The judgment concluded as follows on the specific question of withdrawing ANH:-

  • If the patient is competent (or, although incompetent, has made an advance directive which is both valid and relevant to the treatment in question) his refusal to accept ANH is determinative. Similarly, his decision to require the provision of ANH which he believes is necessary to protect him from what he sees as acute mental and physical suffering is also determinative.
  • Withdrawal of ANH, in contravention of a patient's wishes, before the claimant finally lapses into a coma would involve clear the patient would be exposed to acute mental and physical suffering.
  • The position of an incompetent patient is likely in practical terms to be the same. Thus, if ANH provides some benefit it should be given unless the patient's life, if thus prolonged, would subjectively be intolerable.

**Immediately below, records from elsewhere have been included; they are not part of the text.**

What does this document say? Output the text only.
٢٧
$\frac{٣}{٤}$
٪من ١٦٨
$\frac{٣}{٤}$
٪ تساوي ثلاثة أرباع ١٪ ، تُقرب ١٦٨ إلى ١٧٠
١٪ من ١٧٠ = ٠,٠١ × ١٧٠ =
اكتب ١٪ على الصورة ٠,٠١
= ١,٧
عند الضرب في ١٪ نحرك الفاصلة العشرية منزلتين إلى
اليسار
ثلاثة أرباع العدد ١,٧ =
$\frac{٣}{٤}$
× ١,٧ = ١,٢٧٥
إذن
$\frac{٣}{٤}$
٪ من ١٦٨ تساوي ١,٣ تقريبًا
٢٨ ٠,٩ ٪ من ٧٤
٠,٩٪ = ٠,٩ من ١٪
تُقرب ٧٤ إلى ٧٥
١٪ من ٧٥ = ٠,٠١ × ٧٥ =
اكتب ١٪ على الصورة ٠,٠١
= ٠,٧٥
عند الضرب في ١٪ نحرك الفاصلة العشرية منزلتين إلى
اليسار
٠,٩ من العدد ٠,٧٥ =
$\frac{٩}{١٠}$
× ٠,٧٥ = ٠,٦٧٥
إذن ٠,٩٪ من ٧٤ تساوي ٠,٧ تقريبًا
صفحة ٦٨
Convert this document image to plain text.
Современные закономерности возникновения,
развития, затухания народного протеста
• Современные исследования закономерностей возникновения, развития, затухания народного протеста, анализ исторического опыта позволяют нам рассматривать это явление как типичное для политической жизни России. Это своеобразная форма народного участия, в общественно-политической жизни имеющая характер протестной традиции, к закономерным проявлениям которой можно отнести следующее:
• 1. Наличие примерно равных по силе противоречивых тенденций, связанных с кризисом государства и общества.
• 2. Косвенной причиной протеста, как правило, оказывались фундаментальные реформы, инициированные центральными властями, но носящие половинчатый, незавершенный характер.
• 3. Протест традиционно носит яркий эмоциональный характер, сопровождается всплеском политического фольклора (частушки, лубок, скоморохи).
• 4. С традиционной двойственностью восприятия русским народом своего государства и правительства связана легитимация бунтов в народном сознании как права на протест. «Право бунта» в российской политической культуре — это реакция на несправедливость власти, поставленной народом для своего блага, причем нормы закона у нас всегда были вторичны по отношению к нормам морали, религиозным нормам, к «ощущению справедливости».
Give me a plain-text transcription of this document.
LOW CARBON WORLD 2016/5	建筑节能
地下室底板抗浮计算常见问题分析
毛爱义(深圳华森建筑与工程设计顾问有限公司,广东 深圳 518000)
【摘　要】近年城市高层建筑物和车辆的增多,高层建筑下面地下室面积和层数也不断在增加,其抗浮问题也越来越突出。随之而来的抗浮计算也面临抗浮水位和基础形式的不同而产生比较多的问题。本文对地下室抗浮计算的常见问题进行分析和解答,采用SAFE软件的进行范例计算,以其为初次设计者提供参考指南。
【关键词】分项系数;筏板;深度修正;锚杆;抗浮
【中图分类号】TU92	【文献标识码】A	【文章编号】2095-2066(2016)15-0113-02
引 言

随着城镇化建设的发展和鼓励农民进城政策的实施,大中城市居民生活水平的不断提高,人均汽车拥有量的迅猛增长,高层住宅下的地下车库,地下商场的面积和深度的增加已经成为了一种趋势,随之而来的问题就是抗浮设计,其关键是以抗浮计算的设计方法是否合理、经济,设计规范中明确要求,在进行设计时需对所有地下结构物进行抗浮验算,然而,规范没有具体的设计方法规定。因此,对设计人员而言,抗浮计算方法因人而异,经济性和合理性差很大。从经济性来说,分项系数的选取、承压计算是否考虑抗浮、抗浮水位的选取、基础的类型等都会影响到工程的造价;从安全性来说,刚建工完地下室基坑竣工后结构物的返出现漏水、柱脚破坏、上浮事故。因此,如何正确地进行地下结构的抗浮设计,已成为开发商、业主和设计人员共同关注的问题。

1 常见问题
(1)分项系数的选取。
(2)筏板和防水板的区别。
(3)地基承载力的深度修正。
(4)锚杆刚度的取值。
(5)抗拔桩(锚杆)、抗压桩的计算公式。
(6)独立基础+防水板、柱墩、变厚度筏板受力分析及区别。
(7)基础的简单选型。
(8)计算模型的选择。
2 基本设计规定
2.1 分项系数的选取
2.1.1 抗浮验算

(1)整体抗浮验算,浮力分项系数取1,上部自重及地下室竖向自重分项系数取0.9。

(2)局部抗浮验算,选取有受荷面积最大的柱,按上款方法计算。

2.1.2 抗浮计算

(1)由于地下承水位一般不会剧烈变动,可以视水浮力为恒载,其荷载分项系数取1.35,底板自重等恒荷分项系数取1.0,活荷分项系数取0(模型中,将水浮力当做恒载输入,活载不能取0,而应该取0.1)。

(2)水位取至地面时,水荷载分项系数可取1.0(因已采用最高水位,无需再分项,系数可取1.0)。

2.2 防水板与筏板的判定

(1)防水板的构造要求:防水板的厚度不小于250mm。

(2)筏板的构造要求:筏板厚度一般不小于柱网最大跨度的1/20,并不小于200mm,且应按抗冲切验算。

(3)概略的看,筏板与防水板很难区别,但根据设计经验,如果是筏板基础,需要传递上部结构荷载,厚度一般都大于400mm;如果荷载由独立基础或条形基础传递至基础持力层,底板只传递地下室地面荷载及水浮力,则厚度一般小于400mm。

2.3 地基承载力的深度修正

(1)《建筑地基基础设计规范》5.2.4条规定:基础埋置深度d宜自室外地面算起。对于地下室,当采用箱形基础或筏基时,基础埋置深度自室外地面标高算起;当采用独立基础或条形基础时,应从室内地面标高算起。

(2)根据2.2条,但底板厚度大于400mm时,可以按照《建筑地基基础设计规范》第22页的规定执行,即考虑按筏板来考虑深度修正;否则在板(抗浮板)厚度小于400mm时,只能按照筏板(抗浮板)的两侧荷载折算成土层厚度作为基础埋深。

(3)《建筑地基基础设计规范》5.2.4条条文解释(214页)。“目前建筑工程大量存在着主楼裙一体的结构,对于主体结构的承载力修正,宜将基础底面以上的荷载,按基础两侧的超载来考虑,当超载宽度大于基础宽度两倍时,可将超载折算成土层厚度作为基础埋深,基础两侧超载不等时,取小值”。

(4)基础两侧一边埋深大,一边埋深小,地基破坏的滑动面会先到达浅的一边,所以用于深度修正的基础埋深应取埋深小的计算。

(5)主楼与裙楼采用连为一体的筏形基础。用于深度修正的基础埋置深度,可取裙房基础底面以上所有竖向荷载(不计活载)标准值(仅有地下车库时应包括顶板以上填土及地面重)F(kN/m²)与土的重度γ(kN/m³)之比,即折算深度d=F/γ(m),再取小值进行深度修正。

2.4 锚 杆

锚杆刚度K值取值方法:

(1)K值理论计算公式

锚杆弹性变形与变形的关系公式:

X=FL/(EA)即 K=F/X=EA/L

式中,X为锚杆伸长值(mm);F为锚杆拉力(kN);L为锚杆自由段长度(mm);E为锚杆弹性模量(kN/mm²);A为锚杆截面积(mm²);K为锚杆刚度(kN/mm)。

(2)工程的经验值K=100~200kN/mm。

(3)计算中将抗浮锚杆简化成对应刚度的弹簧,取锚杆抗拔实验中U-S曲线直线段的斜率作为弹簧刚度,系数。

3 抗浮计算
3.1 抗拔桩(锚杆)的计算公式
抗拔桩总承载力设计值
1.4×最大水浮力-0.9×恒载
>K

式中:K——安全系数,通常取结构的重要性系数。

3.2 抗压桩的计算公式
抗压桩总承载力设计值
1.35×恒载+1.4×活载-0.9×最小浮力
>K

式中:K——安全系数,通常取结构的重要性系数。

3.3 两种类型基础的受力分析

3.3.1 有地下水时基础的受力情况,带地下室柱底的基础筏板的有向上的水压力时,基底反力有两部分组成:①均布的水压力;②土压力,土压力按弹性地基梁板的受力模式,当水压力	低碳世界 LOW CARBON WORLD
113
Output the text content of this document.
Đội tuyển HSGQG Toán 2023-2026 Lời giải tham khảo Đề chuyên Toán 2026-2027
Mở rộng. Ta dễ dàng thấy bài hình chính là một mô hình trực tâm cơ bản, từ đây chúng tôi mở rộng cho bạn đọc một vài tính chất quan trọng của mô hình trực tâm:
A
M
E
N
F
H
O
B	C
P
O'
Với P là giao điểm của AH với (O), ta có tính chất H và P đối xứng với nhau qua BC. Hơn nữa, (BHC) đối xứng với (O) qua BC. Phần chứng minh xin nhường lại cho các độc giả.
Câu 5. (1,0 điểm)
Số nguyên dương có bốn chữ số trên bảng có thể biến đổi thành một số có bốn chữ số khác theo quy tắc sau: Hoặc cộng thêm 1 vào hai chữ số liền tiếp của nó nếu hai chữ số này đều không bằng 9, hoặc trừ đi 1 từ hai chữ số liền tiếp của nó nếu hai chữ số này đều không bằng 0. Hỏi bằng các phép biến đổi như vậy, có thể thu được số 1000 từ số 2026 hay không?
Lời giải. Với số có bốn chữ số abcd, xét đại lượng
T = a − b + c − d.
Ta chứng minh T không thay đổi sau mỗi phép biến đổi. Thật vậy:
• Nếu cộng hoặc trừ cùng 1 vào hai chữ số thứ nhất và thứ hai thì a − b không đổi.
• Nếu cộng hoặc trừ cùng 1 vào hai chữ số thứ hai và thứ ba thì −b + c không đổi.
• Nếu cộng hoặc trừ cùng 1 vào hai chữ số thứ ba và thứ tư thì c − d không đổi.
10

  • Where it is proposed to withhold or withdraw ANH the prior authorisation of the Court is required in certain circumstances. For example: where there is evidence that the patient when competent would have wanted ANH to continue in the relevant circumstances; where there is evidence that the patient resists or disputes the proposed withdrawal of ANH; and where persons entitled to have their views taken into account assert that withdrawal of ANH is contrary to the patient’s wishes or not in the patient’s best interests.